"I have played it since."

"Never to me."

They were alone in the room; the windows stood open; it was a night of moonlight. Ethne suddenly crossed to the lamp and put it out. She resumed her seat, while Durrance remained in the shadow, leaning forward, with his hands upon his knees, listening—but with an intentness of which he had given no sign that evening. He was applying, as he thought, a final test upon which his life and hers should be decided. Ethne's violin would tell him assuredly whether he was right or no. Would friendship speak from it or the something more than friendship?

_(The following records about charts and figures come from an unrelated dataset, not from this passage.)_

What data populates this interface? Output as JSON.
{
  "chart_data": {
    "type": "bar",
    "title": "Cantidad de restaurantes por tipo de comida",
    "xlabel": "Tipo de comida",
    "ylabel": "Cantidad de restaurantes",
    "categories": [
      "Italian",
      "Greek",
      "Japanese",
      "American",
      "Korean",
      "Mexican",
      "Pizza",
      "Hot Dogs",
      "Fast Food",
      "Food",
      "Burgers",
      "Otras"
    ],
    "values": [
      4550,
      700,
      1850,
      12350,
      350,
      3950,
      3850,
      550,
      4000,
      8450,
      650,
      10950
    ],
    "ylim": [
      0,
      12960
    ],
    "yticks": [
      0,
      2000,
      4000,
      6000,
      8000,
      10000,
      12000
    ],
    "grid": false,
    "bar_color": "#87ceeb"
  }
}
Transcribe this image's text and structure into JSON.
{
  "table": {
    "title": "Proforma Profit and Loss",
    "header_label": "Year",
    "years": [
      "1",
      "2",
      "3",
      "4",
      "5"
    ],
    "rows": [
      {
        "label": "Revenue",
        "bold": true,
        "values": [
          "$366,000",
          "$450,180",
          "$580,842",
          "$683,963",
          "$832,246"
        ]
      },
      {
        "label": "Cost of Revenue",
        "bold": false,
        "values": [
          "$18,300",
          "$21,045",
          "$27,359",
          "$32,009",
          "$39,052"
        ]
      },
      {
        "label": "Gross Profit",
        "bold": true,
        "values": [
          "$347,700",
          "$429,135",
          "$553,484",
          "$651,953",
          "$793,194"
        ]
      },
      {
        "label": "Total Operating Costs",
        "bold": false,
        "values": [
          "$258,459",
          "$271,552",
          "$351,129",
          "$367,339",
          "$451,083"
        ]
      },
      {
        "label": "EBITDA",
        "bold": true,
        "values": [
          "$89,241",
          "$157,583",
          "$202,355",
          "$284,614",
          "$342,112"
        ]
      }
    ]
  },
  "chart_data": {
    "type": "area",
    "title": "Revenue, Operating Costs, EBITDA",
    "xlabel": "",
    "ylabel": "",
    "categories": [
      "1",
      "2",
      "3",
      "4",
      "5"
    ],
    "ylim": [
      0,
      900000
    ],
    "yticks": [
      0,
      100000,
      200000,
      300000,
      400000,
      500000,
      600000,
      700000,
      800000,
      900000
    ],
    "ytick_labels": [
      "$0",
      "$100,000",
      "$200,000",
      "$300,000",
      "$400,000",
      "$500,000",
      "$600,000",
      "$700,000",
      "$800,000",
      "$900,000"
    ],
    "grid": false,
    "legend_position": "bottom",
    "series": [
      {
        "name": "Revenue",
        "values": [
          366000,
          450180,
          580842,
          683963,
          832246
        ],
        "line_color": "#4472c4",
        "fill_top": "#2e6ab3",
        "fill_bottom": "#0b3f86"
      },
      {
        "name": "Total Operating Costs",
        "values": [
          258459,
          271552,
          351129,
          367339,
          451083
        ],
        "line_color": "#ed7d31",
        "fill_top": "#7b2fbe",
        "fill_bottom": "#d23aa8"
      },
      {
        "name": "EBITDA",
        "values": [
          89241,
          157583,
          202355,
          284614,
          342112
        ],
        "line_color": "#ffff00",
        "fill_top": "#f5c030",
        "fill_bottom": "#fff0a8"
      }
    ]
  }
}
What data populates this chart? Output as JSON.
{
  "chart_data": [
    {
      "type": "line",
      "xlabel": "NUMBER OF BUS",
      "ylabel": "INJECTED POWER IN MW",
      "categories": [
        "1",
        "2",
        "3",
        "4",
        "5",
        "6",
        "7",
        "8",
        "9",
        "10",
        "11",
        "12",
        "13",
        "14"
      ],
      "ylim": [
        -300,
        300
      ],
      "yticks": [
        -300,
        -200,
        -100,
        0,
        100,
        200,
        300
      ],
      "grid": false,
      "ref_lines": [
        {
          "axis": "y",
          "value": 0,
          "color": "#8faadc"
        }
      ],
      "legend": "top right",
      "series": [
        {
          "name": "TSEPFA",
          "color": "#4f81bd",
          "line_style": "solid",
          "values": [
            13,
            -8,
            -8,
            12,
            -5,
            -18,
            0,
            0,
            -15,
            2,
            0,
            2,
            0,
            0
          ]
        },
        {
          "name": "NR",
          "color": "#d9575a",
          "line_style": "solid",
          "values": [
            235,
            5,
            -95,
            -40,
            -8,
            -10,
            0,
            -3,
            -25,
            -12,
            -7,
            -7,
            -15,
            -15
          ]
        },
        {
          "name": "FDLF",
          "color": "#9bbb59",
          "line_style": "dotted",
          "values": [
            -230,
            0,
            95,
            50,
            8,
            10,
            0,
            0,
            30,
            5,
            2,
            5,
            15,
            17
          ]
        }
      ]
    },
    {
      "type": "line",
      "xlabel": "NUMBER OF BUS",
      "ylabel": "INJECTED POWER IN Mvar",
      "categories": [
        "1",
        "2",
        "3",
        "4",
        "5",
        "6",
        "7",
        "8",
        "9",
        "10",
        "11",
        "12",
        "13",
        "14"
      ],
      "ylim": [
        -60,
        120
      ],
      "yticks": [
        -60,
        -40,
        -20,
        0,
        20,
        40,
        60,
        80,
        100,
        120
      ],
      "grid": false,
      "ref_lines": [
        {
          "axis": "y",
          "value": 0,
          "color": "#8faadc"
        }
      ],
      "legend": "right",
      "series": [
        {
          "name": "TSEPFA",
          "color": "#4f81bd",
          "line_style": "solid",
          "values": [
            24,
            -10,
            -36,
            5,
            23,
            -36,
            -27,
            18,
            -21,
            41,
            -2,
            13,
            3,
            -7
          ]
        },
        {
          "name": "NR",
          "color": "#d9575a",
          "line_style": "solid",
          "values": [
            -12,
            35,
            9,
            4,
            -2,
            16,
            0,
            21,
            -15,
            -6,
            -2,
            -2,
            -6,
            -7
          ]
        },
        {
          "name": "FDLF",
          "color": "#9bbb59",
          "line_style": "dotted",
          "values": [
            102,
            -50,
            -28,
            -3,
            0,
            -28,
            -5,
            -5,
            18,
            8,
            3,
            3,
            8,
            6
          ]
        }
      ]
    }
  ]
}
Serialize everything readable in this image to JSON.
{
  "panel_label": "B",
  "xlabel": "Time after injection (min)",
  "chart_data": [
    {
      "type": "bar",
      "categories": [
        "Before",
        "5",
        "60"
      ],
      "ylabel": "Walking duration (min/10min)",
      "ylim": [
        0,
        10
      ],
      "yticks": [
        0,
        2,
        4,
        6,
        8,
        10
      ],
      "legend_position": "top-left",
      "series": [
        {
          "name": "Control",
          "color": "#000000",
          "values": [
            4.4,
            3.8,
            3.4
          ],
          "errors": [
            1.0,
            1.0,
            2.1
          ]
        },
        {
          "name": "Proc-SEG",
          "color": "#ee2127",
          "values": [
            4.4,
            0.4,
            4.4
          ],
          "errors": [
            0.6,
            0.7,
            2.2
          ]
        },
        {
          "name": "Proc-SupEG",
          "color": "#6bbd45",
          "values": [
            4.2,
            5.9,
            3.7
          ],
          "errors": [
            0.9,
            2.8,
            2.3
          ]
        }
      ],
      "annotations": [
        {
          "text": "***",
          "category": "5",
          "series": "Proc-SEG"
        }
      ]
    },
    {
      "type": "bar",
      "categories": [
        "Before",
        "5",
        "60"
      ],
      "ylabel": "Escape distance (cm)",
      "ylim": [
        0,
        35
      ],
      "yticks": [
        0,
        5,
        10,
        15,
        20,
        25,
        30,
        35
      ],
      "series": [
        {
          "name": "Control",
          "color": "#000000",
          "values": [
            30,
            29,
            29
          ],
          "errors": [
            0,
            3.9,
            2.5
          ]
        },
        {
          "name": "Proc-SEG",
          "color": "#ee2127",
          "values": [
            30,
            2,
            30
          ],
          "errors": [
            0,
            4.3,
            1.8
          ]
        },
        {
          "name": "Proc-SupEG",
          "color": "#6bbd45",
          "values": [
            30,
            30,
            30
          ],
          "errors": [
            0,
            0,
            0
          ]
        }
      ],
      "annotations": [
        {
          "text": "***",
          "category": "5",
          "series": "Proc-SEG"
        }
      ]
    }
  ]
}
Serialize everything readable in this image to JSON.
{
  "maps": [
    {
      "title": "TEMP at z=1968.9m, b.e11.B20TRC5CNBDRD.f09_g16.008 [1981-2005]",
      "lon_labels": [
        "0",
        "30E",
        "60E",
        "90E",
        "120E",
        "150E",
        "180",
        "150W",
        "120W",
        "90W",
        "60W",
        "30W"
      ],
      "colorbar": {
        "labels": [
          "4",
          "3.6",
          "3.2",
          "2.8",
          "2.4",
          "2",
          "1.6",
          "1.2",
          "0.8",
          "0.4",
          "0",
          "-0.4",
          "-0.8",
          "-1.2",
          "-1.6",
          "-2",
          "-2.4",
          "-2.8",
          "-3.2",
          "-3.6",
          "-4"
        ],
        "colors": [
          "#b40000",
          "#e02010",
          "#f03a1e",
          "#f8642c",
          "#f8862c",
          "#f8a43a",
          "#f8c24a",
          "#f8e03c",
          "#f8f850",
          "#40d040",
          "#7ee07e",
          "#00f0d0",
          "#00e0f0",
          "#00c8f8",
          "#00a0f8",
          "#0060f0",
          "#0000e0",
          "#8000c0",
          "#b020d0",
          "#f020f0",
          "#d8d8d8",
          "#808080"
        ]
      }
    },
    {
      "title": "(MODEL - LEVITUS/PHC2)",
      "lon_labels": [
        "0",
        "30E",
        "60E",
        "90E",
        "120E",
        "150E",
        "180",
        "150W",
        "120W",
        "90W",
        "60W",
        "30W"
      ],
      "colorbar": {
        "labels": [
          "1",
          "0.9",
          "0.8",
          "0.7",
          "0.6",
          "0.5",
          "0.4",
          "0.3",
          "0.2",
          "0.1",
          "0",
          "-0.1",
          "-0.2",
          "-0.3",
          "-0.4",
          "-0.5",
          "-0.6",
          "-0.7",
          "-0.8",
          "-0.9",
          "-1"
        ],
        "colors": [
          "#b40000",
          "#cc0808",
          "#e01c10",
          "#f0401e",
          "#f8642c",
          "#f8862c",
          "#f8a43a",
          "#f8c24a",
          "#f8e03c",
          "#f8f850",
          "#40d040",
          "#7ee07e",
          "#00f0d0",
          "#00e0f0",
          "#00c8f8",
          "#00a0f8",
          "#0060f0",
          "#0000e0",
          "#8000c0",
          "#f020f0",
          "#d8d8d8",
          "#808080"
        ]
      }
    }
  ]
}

Ethne played the overture, and as she played she forgot that Durrance was in the room behind her. In the garden the air was still and summer-warm and fragrant; on the creek the moonlight lay like a solid floor of silver; the trees stood dreaming to the stars; and as the music floated loud out across the silent lawn, Ethne had a sudden fancy that it might perhaps travel down the creek and over Salcombe Bar and across the moonlit seas, and strike small yet wonderfully clear like fairy music upon the ears of a man sleeping somewhere far away beneath the brightness of the southern stars with the cool night wind of the desert blowing upon his face.

"If he could only hear!" she thought. "If he could only wake and know that what he heard was a message of friendship!"

And with this fancy in her mind she played with such skill as she had never used before; she made of her violin a voice of sympathy. The fancy grew and changed as she played. The music became a bridge swung in mid-air across the world, upon which just for these few minutes she and Harry Feversham might meet and shake hands. They would separate, of course, forthwith, and each one go upon the allotted way. But these few minutes would be a help to both along the separate ways. The chords rang upon silence. It seemed to Ethne that they declaimed the pride which had come to her that day. Her fancy grew into a belief. It was no longer "If he should hear," but "He must hear!" And so carried away was she from the discretion of thought that a strange hope suddenly sprang up and enthralled her.

"If he could answer!"

She lingered upon the last bars, waiting for the answer; and when the music had died down to silence, she sat with her violin upon her knees, looking eagerly out across the moonlit garden.

And an answer did come, but it was not carried up the creek and across the lawn. It came from the dark shadows of the room behind her, and it was spoken through the voice of Durrance.

"Ethne, where do you think I heard that overture last played?"